This discussion has been locked.
You can no longer post new replies to this discussion. If you have a question you can start a new discussion

Flash error correction on XC167CI

Hello! I try to estimate as far as is necessary to perform CRC 8 in XC167. I've read about ECC (Error Correction Code) which is used when Flash accessing. So, every 64-bit data of flash refers to 8-bit ECC which automatically formed with Hamming codes when programming flash. Is it right? This corrects only single-bit errors. When double-bit error occured it trigger an Access Fault trap. User's manual recommends to reprogram (refresh) wordline with single-bit error to prevent possible double-bit error. I think it is not suitable in real-time application when unit is in operation.

I have next questions:

1. Does the ECC sufficient to provide normal operation? Does CRC needed when ECC already work?

2. How to identify double-bit error and identify Access Fault trap and then process it to indicate fault condition? (continuously check FSR or what else?) Maybe there are examples of code correction in real application in systems with a very long service life.

3. Maybe there are common guidelines to check proper functionality of XC167CI?

Thanks for any advice!

  • Read section 3.9.3 of the system user's manual…

    Data integrity is supported by the Error Correction Code (ECC). This ECC is dynamically (by the internal flash state machine) generated during Flash write operations and stored in the Flash array together with the corresponding data. For each read access the associated 8-bit ECC is fetched together with the 64-bit read data and is evaluated.
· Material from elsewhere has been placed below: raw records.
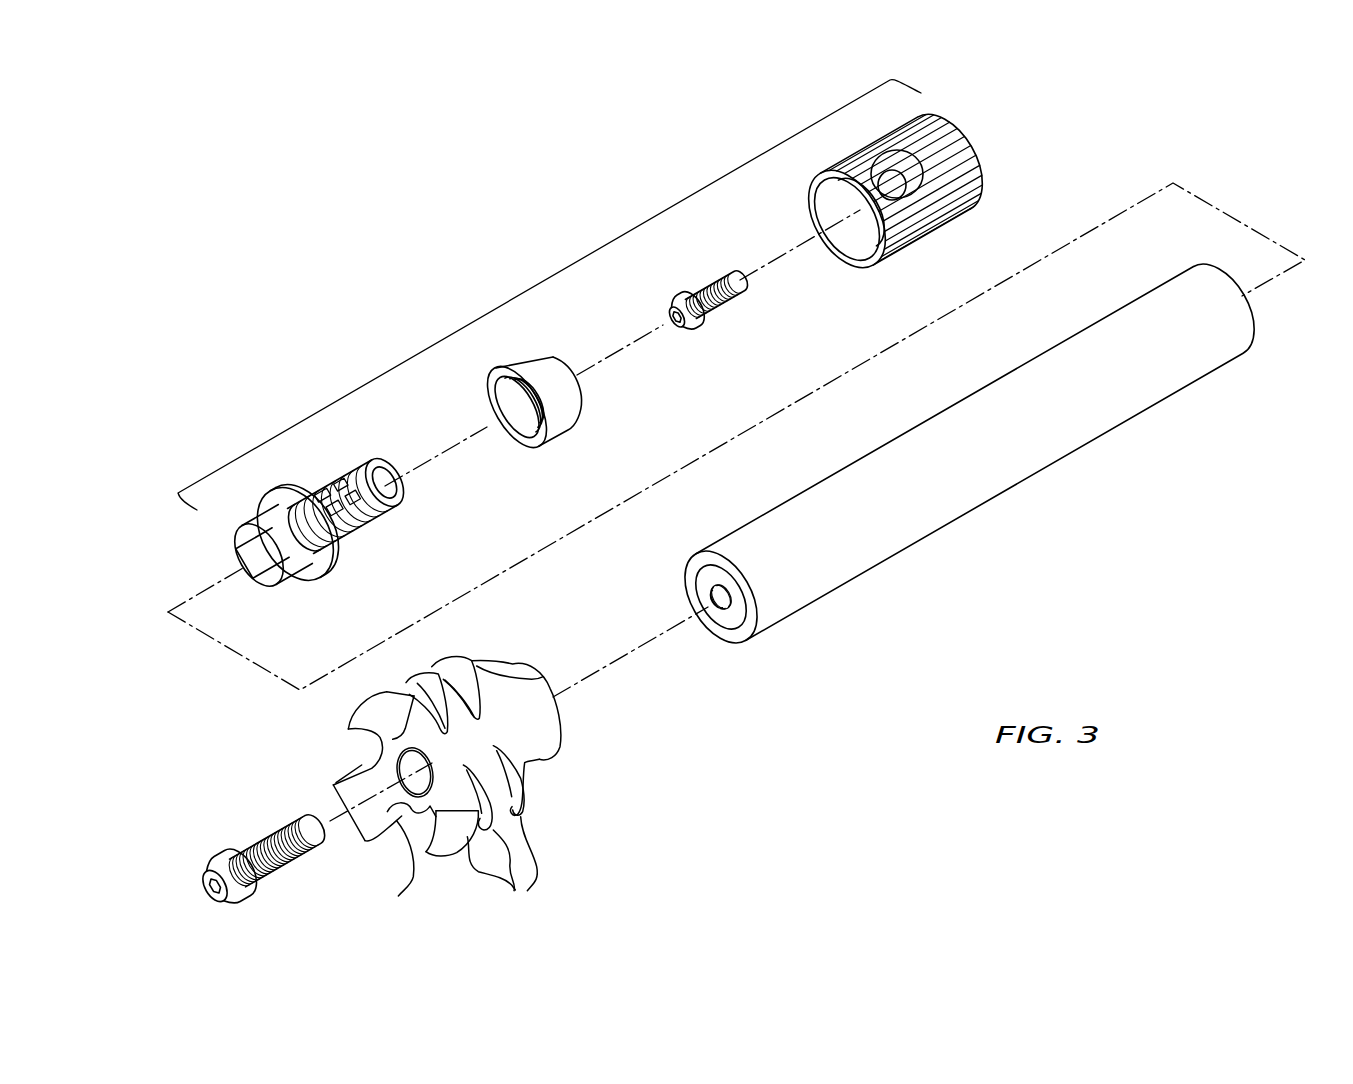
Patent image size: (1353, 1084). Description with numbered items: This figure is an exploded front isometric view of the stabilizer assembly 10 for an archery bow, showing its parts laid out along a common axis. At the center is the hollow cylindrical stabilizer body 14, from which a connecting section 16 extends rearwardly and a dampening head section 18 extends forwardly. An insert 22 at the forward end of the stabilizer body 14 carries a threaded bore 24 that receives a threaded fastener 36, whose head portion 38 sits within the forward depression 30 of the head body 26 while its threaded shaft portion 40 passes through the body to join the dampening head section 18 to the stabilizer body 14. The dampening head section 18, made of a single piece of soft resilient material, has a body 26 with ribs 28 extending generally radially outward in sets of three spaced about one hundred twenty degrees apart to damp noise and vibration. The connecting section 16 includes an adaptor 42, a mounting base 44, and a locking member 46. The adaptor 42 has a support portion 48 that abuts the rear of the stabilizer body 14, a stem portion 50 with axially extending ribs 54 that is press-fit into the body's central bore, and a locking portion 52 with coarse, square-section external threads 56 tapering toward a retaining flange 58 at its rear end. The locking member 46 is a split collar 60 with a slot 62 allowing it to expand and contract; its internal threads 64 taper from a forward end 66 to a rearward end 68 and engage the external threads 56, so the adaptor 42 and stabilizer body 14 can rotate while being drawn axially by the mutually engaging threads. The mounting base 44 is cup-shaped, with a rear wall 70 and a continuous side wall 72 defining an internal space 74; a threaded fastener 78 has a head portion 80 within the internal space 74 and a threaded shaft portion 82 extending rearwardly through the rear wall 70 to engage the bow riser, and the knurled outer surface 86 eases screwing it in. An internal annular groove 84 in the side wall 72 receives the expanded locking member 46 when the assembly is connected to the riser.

The stabilizer assembly 10 is at (1170, 600).
The stabilizer body 14 is at (954, 470).
The connecting section 16 is at (542, 282).
The dampening head section 18 is at (480, 769).
The insert 22 is at (724, 619).
The threaded bore 24 is at (712, 601).
The body 26 is at (546, 700).
The ribs 28 is at (521, 860).
The forward depression 30 is at (418, 852).
The threaded fastener 36 is at (258, 865).
The head portion 38 is at (238, 898).
The threaded shaft portion 40 is at (296, 857).
The adaptor 42 is at (294, 527).
The mounting base 44 is at (891, 204).
The locking member 46 is at (533, 405).
The support portion 48 is at (282, 500).
The stem portion 50 is at (245, 552).
The locking portion 52 is at (333, 477).
The axially extending ribs 54 is at (305, 590).
The external threads 56 is at (360, 543).
The retaining flange 58 is at (373, 467).
The collar 60 is at (524, 362).
The slot 62 is at (516, 407).
The internal threads 64 is at (529, 400).
The forward end 66 is at (547, 363).
The rearward end 68 is at (517, 407).
The rear wall 70 is at (910, 183).
The side wall 72 is at (922, 237).
The internal space 74 is at (866, 207).
The threaded fastener 78 is at (700, 337).
The head portion 80 is at (714, 322).
The threaded shaft portion 82 is at (733, 298).
The internal annular groove 84 is at (847, 219).
The knurled outer surface 86 is at (960, 130).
    Single-bit errors are detected and automatically corrected on-the-fly (during run-time). Therefore, single bit errors do not affect system operation.

    Double-bit errors are detected and trigger an Access Fault trap. This prevents erroneous instructions or data from being used. You have the possibility to erase the wordline (256-bytes) and reprogram the pages. This is entirely possible and feasible in a real-time system provided you have the ability to suspend the normal operation until the update is finished.

    Generally you would still perform a check of the memory periodically albeit at different margin levels so you can detect a "weak bit". Then correct it before you get to a point of a double bit failure.

    If you get a double-bit error you will get a Class B trap "Program Memory Access Error".

    All of this information is in the manual but implementation is left to the user since the user has to decide on the behavior of the system.

  • I've read user's manual, and I understand what correction features XC167 supports. My question was mostly about software implementation because of lack of experience in using embedded controllers. How to handle traps and what to do if double bit error occured? In hard real time I have no time to stop algorithm and save/reprogram wordline. Does CRC needed if there is ECC? I thougt that these questions are common.. Thanks!

  • What you do in an embedded system when you get a trap depends very much on the nature of your system. For a safety critical system you would usually have some failsafe halted state, and you should enter that state. If the processor has a user interface, or is part of a network, it should report the occurance of the trap because a system with flash double bit errors will need to be replaced.